362 F.2d 799
T. Roland BERNER and Arthur S. Lesser, Executors of the Estate of William Kapell, deceased, Plaintiffs-Appellants,
BRITISH COMMONWEALTH PACIFIC AIRLINES, LTD., a Foreign Corp. and British Commonwealth Pacific Airlines, Ltd., now doing business as Qantas Empire Aviation, Ltd., a Foreign Corporation, Defendants-Respondents.
United States Court of Appeals Second Circuit.
Argued May 3, 1966.
Decided June 20, 1966.
Sidney Bender, New York City (T. Roland Berner, New York City, on the brief), for plaintiffs-appellants.
Austin P. Magner, New York City (George N. Tompkins, Jr., Condon & Forsyth, New York City, on the brief), for defendants-respondents.
Before LUMBARD, Chief Judge, and MOORE and FEINBERG, Circuit Judges.
Plaintiffs appeal from a judgment entered in the District Court for the Southern District of New York taxing them for costs in favor of defendants for $5,312.50. Plaintiffs also request reconsideration and reversal of the taxation of $2,428.75 as costs entered by this court against them as the losing party upon a previous appeal. We find that the district court did not abuse its discretion in charging these costs to the losing party and we therefore affirm.
The plaintiffs had brought suit for wrongful death on behalf of the widow and children of the noted pianist William Kapell who was killed in an airplane crash in 1953. After a jury verdict for the defendants, Judge Ritter, sitting by designation, granted judgment n. o. v. for the plaintiffs. At the new trial on the issue of damages, a jury awarded plaintiffs $924,396. This court reversed the judgment n. o. v., 346 F.2d 532 (1965), and judgment accordingly was entered in favor of defendants. Pursuant to that decision, the costs of the appeal were taxed to the losing plaintiffs-appellees in the amount of $2,428.75. We decline to reconsider the propriety of the amount so taxed.
The clerk of the district court taxed the plaintiffs $5,672.70 for fees, costs of the transcript, costs incident to the taking of depositions, and the costs of a supersedeas bond. Upon review, Judge McLean disallowed the costs incident to the taking of depositions and confirmed the balance of the charges which total $5,312.50.
Appellants claim that the charge for the transcript of the trial was improper because the transcript was not "necessarily obtained for use in the case" as required by 28 U.S.C. § 1920(2), and that the posting of the supersedeas bond to stay the execution of the large judgment during appeal was unnecessary.

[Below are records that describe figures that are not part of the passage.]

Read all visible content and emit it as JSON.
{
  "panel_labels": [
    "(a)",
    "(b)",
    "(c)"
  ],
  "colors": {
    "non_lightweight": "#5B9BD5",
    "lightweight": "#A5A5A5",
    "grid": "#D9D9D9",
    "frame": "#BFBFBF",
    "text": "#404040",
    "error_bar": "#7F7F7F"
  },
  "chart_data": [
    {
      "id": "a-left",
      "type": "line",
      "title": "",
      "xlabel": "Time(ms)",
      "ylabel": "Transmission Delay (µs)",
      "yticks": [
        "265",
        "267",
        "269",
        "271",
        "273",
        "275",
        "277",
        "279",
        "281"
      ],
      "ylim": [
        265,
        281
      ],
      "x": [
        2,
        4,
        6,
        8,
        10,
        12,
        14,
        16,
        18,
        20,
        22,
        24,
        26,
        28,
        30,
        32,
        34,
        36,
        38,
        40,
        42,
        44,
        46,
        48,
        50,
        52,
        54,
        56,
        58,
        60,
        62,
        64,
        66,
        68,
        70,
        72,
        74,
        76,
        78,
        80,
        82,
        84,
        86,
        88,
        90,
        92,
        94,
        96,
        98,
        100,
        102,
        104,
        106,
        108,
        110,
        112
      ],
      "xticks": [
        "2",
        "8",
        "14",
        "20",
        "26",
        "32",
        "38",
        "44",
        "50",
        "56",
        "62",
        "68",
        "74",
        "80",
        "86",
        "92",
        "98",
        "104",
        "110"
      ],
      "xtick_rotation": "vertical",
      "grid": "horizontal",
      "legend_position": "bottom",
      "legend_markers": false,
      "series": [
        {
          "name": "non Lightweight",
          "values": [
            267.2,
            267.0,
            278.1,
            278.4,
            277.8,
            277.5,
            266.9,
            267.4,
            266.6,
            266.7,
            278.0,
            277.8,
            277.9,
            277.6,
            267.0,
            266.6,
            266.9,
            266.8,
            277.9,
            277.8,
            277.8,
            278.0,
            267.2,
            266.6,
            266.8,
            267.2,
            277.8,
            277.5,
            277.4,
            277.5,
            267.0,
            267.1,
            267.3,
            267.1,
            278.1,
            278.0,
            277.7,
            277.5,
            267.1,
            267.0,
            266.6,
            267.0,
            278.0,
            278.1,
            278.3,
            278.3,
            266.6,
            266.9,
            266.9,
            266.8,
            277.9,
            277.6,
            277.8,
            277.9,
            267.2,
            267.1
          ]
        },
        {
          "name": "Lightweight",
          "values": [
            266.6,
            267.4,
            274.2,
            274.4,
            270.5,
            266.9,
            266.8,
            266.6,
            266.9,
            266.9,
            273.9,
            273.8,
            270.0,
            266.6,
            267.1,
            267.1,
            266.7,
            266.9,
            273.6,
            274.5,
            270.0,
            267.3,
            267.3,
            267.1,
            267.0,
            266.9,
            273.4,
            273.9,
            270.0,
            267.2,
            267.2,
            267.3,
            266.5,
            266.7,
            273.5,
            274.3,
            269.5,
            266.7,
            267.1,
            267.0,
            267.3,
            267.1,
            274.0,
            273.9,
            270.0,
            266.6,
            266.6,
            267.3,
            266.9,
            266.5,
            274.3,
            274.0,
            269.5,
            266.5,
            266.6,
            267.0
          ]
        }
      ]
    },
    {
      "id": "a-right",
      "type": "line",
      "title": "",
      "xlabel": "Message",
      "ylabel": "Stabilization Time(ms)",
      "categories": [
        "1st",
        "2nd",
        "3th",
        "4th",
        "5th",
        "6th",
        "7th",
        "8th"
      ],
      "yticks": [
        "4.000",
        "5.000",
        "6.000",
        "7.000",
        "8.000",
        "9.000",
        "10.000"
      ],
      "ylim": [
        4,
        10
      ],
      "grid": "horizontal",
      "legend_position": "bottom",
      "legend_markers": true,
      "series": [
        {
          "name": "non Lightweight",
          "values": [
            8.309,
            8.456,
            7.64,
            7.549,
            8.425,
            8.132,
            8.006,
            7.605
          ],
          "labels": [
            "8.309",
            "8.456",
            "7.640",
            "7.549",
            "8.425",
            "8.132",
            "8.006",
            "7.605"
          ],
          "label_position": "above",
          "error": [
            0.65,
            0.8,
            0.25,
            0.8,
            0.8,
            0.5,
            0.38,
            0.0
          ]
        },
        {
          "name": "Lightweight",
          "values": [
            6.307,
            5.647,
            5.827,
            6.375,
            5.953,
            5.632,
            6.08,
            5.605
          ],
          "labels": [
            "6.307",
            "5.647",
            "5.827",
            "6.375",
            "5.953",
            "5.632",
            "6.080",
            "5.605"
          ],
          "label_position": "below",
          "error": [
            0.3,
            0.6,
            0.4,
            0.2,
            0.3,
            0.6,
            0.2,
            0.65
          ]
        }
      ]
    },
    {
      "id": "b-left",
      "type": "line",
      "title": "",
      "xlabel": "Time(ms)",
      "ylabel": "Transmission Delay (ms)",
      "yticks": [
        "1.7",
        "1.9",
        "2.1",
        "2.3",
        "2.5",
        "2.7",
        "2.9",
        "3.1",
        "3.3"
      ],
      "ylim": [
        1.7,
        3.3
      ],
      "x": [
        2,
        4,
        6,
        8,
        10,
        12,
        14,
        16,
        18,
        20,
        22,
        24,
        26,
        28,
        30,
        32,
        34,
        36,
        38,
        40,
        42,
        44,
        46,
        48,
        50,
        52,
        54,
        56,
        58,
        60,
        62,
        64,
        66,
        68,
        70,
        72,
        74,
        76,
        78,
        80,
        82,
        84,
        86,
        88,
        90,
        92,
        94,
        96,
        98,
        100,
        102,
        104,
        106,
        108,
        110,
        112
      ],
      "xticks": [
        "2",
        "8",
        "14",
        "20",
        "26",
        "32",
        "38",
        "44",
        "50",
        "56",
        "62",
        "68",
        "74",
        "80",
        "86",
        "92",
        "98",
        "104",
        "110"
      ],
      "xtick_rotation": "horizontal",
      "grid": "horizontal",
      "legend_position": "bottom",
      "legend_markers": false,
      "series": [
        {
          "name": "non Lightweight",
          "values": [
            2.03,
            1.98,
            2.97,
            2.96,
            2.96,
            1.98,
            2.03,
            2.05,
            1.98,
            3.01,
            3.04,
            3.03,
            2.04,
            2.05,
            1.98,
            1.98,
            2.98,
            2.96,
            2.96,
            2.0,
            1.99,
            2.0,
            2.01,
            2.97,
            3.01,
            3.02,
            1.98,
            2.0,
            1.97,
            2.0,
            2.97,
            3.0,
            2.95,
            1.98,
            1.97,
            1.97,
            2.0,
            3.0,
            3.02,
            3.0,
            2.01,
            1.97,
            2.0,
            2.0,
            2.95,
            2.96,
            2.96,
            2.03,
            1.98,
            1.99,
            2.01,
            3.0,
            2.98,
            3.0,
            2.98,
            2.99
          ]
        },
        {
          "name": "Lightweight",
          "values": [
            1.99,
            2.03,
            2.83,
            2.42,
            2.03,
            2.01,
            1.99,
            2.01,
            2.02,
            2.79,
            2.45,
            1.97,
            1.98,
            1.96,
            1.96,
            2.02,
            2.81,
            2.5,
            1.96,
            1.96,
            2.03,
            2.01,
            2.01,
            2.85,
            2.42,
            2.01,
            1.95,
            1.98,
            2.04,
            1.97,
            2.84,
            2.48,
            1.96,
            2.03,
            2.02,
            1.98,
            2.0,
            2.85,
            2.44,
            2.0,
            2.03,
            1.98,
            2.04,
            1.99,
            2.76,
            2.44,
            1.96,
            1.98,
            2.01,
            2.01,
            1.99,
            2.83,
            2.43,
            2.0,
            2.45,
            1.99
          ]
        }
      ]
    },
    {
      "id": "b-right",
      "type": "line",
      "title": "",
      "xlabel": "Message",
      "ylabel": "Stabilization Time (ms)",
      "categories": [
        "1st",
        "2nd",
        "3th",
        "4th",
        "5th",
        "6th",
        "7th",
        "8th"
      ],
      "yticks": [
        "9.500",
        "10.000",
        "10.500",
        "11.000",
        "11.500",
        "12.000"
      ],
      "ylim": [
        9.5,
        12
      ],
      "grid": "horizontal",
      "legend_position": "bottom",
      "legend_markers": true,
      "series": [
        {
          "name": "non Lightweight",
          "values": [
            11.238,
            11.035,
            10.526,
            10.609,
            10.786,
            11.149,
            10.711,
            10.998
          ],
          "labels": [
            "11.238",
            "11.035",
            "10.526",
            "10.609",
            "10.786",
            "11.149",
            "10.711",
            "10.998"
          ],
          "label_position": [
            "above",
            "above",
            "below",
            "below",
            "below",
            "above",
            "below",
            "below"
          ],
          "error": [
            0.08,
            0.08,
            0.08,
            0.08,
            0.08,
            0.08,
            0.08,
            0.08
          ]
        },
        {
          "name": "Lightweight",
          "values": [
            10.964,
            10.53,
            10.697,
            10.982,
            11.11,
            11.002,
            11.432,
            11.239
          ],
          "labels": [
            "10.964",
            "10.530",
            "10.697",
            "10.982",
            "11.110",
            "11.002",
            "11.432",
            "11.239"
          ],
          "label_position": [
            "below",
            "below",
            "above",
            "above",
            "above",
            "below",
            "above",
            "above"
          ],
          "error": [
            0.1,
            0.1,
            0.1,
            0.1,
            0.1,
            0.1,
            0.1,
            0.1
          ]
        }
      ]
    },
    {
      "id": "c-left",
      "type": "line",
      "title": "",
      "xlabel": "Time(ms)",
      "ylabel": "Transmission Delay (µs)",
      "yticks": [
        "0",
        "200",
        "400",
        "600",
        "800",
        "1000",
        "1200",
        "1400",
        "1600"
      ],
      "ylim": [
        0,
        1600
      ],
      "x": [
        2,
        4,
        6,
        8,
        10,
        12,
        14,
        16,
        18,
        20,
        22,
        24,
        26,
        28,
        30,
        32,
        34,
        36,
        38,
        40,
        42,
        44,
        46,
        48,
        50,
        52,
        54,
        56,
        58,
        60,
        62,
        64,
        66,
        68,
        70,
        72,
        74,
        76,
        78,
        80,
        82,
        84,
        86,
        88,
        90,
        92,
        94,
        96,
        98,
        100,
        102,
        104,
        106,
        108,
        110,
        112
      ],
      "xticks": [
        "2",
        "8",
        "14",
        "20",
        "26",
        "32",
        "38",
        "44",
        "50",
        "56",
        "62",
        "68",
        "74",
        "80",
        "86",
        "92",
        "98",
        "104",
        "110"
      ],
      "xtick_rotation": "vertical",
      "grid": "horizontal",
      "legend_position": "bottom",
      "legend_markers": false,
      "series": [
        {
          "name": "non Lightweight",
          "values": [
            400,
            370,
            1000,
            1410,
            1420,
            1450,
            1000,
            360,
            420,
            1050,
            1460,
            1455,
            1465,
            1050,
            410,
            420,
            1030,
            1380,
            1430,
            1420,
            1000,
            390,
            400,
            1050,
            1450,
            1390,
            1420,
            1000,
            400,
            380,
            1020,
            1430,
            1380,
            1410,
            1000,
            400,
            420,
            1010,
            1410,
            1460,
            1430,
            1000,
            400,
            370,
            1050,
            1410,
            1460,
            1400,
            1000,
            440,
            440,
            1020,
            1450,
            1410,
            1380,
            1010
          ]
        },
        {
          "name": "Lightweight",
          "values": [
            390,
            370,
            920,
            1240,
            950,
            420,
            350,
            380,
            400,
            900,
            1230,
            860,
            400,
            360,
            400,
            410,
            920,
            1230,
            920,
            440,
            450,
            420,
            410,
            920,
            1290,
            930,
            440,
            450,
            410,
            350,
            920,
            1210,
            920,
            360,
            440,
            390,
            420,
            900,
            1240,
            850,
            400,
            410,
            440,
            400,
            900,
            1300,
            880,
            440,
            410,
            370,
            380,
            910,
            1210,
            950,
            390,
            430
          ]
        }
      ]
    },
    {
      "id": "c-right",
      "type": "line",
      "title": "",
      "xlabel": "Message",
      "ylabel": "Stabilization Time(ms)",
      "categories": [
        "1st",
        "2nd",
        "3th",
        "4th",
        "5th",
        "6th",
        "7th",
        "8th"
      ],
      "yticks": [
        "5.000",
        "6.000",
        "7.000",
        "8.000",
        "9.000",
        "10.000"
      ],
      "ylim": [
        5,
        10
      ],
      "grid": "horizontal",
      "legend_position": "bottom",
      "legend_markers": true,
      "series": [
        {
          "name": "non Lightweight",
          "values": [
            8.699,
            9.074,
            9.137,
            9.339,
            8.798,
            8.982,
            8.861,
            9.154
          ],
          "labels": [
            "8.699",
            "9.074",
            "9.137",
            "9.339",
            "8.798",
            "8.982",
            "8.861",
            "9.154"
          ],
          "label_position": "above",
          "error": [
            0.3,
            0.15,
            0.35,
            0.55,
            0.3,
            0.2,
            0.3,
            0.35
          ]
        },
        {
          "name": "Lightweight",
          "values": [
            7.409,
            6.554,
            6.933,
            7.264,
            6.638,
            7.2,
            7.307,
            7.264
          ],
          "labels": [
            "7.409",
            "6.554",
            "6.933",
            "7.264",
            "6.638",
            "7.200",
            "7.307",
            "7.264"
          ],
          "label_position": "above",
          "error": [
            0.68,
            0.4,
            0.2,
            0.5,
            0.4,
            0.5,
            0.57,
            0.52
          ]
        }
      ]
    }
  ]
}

Although defendants obtained the daily transcript for their "convenience," the amount charged was the basic prevailing rate and does not include the extra "daily" copy charge. It is conceded that it later became necessary to have the 2,000-page transcript for purposes of post-trial motions and for appeal. Plaintiffs suggest that because defendants did not wait to order the transcript, which they could anticipate they would later need, the cost thereof was not necessary; we find this contention frivolous.
Nor can we agree with the contention that the admonition of the Supreme Court in Farmer v. Arabian American Oil Co., 379 U.S. 227, 235, 85 S.Ct. 411, 416, 13 L.Ed.2d 248, 254 (1964), that lower courts should tax non-statutory costs sparingly requires disallowance of the taxation for a supersedeas bond. Such a bond, ordinary and necessary to stay execution during an appeal, has long been held a proper item of costs. Land Oberoesterreich v. Gude, 93 F.2d 292 (2 Cir.), cert. denied 300 U.S. 663, 57 S.Ct. 493, 81 L.Ed. 871 (1937). Plaintiffs never objected to this method of staying execution on the judgment, and the suggestion that some method of attachment on the defendants' airplanes was an available substitute is an afterthought wholly without merit.
Finally, plaintiffs argue that such heavy charges should not be imposed upon the widow and children for whom this action was brought in good faith. This is a matter reserved to the sound discretion of the trial judge, Farmer v. Arabian American Oil Co., supra, 379 U.S. at 232, 233, 85 S.Ct. at 415, 13 L.Ed. 2d at 253, and we find no basis for concluding that the trial judge abused that discretion.